James Cridland’s International Radio Trends: BBC cuts; TechSurvey, RAJAR

James Cridland, radio futurologist, is a conference speaker, writer and consultant. He runs the media information website media.info and helps organise the yearly Next Radio conference. He also publishes podnews.net, a daily briefing on podcasting and on-demand, and writes a weekly international radio trends newsletter, at james.crid.land.

The BBC has announced a number of cuts to its services. I learnt about them at the Podcast Show in London, coincidentally just after recording an episode of BBC Radio 4 Extra’s Podcast Radio Hour, which will air next Friday.

Looking at the changes, they seem pragmatic and sensible.

Above: The Podcast Show 2022, in London. An impressive and super-busy event. Delighted to have taken part in this; and delighted, too, to see this debut event being so well attended, with more than 2,600 attendees per day.

AM to be turned off

BBC Radio 5 Live is to cease its AM transmission – something that doesn’t even get mentioned in the BBC’s own press release, and BBC Radio 4 will come off Long Wave.

Back in 2014, 54% of BBC Radio 5 Live’s weekly reach was already on DAB. The government’s own review, published last October, recommends that broadcasters “develop a plan to retire” AM services, says that less than 3% of radio listening happens on the platform, and publishes this graph showing AM’s decline.

AM is very expensive to broadcast (mainly the electricity costs), and it’s no surprise that the BBC plans, quote sensibly, to turn that off.

Archive to come off linear

BBC Radio 4 Extra, and BBC FOUR television, will cease to be broadcast.

Archive channels like these are better suited for on-demand anyway: the brands might be retained for curated playlists within BBC Sounds and BBC iPlayer respectively.

It’s unlikely that this means a reduction in the availability of that archive programming: just that it won’t be available in a linear broadcast any more.

Archive programming, by its very nature, doesn’t really benefit from live, linear broadcasting; and even if there are relatively few savings to be made in terms of transmission costs, it makes sense to make the archive more focused on on-demand. That will need Ofcom permission, since iPlayer has a maximum number of archive series that it’s allowed to have available; but you’d assume they’d be comfortable with that.

News channels to merge

The BBC runs two TV channels: BBC News, a domestic 24-hour news channel, and BBC World News, the international news channel, which is funded by cable carriage fees and advertising. The plan is to merge the two, and call it “BBC News”.

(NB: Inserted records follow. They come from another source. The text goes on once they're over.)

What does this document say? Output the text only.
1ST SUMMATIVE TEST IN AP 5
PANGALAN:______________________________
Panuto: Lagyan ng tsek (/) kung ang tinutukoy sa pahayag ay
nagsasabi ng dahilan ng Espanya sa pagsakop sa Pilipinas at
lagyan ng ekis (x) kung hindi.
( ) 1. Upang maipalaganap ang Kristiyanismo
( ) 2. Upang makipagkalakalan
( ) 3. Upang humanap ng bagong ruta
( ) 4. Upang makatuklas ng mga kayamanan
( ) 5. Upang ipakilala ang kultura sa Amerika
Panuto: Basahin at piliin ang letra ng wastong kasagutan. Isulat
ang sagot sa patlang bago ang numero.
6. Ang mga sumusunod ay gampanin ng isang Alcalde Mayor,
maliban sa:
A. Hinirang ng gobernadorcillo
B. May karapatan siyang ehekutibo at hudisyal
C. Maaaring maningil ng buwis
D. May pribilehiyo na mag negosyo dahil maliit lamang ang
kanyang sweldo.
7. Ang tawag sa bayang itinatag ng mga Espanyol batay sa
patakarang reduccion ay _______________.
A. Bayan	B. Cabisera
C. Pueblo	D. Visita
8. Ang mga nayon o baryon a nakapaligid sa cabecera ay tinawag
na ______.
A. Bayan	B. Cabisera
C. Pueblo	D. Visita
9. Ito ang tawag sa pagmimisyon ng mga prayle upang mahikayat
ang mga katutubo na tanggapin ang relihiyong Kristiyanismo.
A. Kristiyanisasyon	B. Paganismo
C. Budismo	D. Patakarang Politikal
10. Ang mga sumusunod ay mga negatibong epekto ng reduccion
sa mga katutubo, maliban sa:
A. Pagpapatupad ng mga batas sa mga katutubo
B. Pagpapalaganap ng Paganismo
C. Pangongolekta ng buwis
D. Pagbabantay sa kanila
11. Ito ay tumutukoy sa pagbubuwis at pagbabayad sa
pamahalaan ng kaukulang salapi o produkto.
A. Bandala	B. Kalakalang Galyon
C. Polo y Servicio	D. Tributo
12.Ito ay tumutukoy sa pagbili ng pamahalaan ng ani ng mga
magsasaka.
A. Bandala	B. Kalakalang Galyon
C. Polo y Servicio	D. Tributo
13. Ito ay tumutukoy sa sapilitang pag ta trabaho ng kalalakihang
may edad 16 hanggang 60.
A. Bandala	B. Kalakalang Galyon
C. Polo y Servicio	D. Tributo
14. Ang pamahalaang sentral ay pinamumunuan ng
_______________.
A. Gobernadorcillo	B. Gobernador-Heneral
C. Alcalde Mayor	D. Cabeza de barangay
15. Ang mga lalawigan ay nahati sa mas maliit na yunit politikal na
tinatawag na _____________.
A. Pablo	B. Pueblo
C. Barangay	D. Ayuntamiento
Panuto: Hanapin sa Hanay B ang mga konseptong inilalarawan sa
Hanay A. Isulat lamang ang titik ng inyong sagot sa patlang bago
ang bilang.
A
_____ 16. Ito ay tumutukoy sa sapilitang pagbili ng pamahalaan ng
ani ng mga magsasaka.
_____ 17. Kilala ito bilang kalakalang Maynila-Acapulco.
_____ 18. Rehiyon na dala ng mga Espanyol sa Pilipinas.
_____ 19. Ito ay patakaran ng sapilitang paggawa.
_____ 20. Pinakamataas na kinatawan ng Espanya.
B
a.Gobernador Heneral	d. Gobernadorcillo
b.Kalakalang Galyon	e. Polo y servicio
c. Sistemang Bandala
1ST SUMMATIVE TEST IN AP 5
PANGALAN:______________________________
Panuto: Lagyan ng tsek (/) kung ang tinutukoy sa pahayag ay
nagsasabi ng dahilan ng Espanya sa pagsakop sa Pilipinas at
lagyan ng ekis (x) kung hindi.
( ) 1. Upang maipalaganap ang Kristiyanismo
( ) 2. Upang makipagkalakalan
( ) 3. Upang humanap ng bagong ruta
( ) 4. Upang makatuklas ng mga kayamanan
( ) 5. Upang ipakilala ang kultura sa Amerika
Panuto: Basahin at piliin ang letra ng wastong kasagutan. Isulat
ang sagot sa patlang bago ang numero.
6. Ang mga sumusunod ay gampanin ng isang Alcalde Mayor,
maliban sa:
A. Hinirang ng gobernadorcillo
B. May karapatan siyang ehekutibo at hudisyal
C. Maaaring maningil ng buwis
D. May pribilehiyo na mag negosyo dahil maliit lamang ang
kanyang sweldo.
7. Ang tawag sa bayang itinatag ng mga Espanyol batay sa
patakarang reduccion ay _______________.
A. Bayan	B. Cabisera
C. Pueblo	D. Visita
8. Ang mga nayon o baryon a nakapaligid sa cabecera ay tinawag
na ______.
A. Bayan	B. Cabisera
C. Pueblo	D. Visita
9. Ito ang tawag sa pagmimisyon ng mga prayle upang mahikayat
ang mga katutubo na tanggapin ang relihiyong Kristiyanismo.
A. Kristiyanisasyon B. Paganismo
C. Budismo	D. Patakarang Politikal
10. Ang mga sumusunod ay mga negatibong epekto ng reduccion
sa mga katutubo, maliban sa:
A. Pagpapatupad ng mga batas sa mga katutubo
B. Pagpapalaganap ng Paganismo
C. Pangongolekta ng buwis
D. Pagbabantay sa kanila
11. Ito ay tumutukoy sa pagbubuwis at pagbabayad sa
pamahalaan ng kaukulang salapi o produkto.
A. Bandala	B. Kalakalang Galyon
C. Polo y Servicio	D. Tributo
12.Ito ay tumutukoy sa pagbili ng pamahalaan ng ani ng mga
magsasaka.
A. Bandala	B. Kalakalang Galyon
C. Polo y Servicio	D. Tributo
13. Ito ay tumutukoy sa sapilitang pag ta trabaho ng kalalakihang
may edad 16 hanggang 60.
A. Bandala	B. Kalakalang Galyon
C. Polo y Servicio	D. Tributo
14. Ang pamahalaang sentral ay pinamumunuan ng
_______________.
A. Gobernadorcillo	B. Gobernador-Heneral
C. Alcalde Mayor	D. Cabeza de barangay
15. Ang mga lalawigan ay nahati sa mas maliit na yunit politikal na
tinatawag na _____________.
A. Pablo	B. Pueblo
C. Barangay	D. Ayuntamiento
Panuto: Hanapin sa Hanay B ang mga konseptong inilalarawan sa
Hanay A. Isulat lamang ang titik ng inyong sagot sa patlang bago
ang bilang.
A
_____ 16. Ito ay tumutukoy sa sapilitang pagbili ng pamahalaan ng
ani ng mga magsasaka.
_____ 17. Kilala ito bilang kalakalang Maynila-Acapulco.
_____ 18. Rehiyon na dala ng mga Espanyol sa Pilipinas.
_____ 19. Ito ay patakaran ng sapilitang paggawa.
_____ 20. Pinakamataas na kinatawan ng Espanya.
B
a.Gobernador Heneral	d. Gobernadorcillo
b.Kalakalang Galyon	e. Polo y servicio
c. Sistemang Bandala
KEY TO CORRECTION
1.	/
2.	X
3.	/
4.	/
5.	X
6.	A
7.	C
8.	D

From an ex-pat point of view, this makes sense. Nobody watches CNN International for their stories about Namibia or Sierra Leone; people watch CNN International for their US news and their US view on international stories. US stories are the majority of the output on CNN International, and quite rightly.

BBC World News doesn’t seem to answer any particular audience need: it’s a quite dull channel, full of stories about countries I’ve barely visited and information I’ve no need to know. It covers precious little about the UK, and that’s odd.

Regular readers will know that I found BBC World News’s coverage of the crisis around the Brexit parliamentary votes was significantly lacking; and there’s precious little coverage of Partygate and the state of the British economy on that channel, either. It strikes me as irritating that in order to learn about Britain, I have to watch Sky News UK, rather than the BBC.

BBC World News doesn’t reflect BBC Charter’s public purpose #5, either: “To reflect the United Kingdom, its culture and values to the world … its international services should put the United Kingdom in a world context, aiding understanding of the United Kingdom as a whole, including its nations and regions where appropriate.” (and, yes, I know that BBC World News is a BBC Studios channel and doesn’t come under the Charter).

Dare I also say that BBC World News significantly under-performs in the BBC’s charter purpose because it insists on making itself available on pay-TV only. I can’t legally watch the channel unless I pay money to Fetch or Foxtel here in Australia; yet I can watch GB News, Sky News UK, TRT World, RT, CBS News, and plenty of other channels for free. I wonder whether the increased influence in making BBC News channel free on all platforms would be a benefit to the UK?

Not done by halves

What’s most impressive is that this isn’t a begrudging cut by the BBC to squeeze under a £285m shortfall. These cuts will actually contribute to savings of more than £500m: and to refocus the corporation on platforms that are growing, rather than platforms which are shrinking.

And while it’s another unsettling and uncertain set of changes for BBC staff – who have rather more of these changes than others – I think these changes are good news for the BBC, and for its consumers.